At home, however, I came across an article Williams wrote a few years back for
N + 1 (a magazine I genuinely respect). Entitled "What Have We Who Are Slaves and Black To Do with Art?" (a question originally posed by W.E.B. Dubois in 1926), the piece begins as a review of the biography of author Ralph Ellison, then departs into a discussion of black culture at large. I found the piece much more compelling--and much more subtle--than what I heard at Powell's. Williams' critique seems to be less about hip-hop and more about materialism, acknowledging, as many of hip-hop's critics don't, that the chauvinism, casual violence, and overt greed so often found in rap music have their analogues (and antecedents) in mainstream white culture, as well.

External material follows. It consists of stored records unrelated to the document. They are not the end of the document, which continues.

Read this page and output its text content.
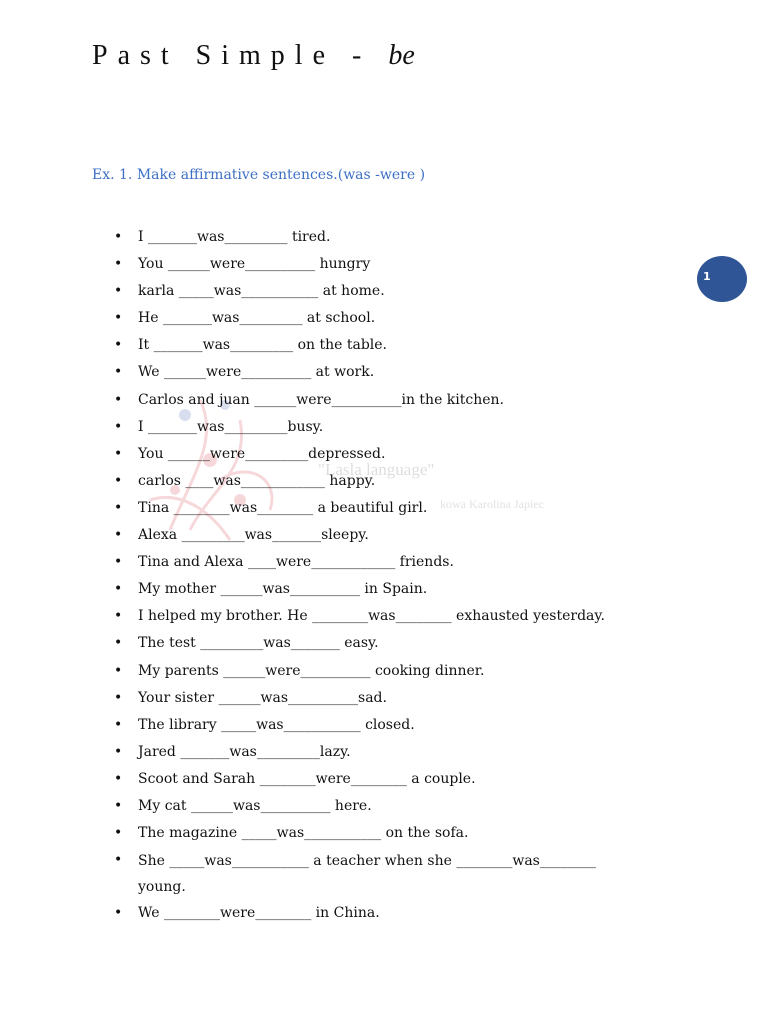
Past Simple - be
Ex. 1. Make affirmative sentences.(was -were )
"Lasla language"
kowa Karolina Japiec
• I _______was_________ tired.
• You ______were__________ hungry
• karla _____was___________ at home.
• He _______was_________ at school.
• It _______was_________ on the table.
• We ______were__________ at work.
• Carlos and juan ______were__________in the kitchen.
• I _______was_________busy.
• You ______were_________depressed.
• carlos ____was____________ happy.
• Tina ________was________ a beautiful girl.
• Alexa _________was_______sleepy.
• Tina and Alexa ____were____________ friends.
• My mother ______was__________ in Spain.
• I helped my brother. He ________was________ exhausted yesterday.
• The test _________was_______ easy.
• My parents ______were__________ cooking dinner.
• Your sister ______was__________sad.
• The library _____was___________ closed.
• Jared _______was_________lazy.
• Scoot and Sarah ________were________ a couple.
• My cat ______was__________ here.
• The magazine _____was___________ on the sofa.
• She _____was___________ a teacher when she ________was________ young.
• We ________were________ in China.
1
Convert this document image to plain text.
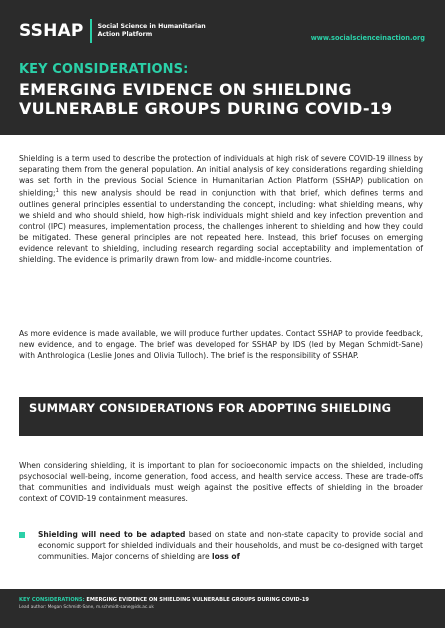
SSHAP Social Science in Humanitarian Action Platform	www.socialscienceinaction.org
KEY CONSIDERATIONS:
EMERGING EVIDENCE ON SHIELDING VULNERABLE GROUPS DURING COVID-19
Shielding is a term used to describe the protection of individuals at high risk of severe COVID-19 illness by separating them from the general population. An initial analysis of key considerations regarding shielding was set forth in the previous Social Science in Humanitarian Action Platform (SSHAP) publication on shielding;$^1$ this new analysis should be read in conjunction with that brief, which defines terms and outlines general principles essential to understanding the concept, including: what shielding means, why we shield and who should shield, how high-risk individuals might shield and key infection prevention and control (IPC) measures, implementation process, the challenges inherent to shielding and how they could be mitigated. These general principles are not repeated here. Instead, this brief focuses on emerging evidence relevant to shielding, including research regarding social acceptability and implementation of shielding. The evidence is primarily drawn from low- and middle-income countries.
As more evidence is made available, we will produce further updates. Contact SSHAP to provide feedback, new evidence, and to engage. The brief was developed for SSHAP by IDS (led by Megan Schmidt-Sane) with Anthrologica (Leslie Jones and Olivia Tulloch). The brief is the responsibility of SSHAP.
SUMMARY CONSIDERATIONS FOR ADOPTING SHIELDING
When considering shielding, it is important to plan for socioeconomic impacts on the shielded, including psychosocial well-being, income generation, food access, and health service access. These are trade-offs that communities and individuals must weigh against the positive effects of shielding in the broader context of COVID-19 containment measures.
Shielding will need to be adapted based on state and non-state capacity to provide social and economic support for shielded individuals and their households, and must be co-designed with target communities. Major concerns of shielding are loss of
KEY CONSIDERATIONS: EMERGING EVIDENCE ON SHIELDING VULNERABLE GROUPS DURING COVID-19
Lead author: Megan Schmidt-Sane, m.schmidt-sane@ids.ac.uk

The difference, William argues, is that "whereas white America has produced its William Faulkners, Frank Lloyd Wrights, [and] Ralph Waldo Emersons...to serve as hefty counterbalances to the Lindsay Lohans, Donald Trumps, and John D. Rockefellers...black America is all too skewed in the direction of P Diddy and the vulgar, without the benefit of adequate opposing forces."


More than attacking rap, Williams seems to be arguing for more black novelists, more black poets, more black painters. Which sounds good to me.

Monday, May 10, 2010

Subvert the Paradigm


"'Subvert the paradigm'; so goes the bumper sticker, which has passed now into cultural cliche. In so many ways, though, he has showed me how to do exactly that: to question received wisdom, to insist on my own angle, to view language as a playground, and a playground as bliss. He showed me how to love the words from my mouth and from my typewriter, how to love being in my own body, how to love being in my own skin and not some other skin."


David Shields writing about his father. The book, called The thing about life is that one day you'll be dead, is worth reading in its entirety. It manages to be both perversely informative (it provides biological data for every stage of human life) and intermittently beautiful (it mingles narrative memoir in with the science).


Wednesday, May 5, 2010

Pure Oxygen


I recently unearthed an old collection of Jim Harrison essays that includes, "Poetry as Survival" (not to be confused with Gregory Orr's book of the same name). In this rambling, moving testimony to poetry (of Native American poet Simon Ortiz, he writes, "It is the kind of poetry that reaffirms your decision to stay alive"), Harrison admits that he sometimes "regretted the problems I've  caused my family and myself for refusing to be a poet-teacher: the shuddering economic elevator of the self-employed to whom the words boom and bust are euphemisms; the writer as farm laborer, block layer, journalist, novelist, screenwriter, but still thinking of himself as poet...At the very least the life I have chosen, although it always lacked a safety net, made up for the lack with pure oxygen." 


Harrison is, of course, describing the poet's perpetual problem, which is how best to make a living? And, to teach or not to teach?

I think I agree with photographer Robert Adams when he writes that, "Part of the cruelty in George Bernard Shaw's famous aphorism--'Those who can do, and those who can't teach'--is that it fails to distinguish between those without a gift to do something else, and those without the money."

Ultimately, I suspect the decision to find a day job or a teaching job--to join the academy or the market--is often based less on innate artistic talent than simple personal preference. Some people thrive as day laborers while making great art at night. Others who find satisfaction in teaching produce great artworks, too. These are questions that seem to have few universal answers, only specificities.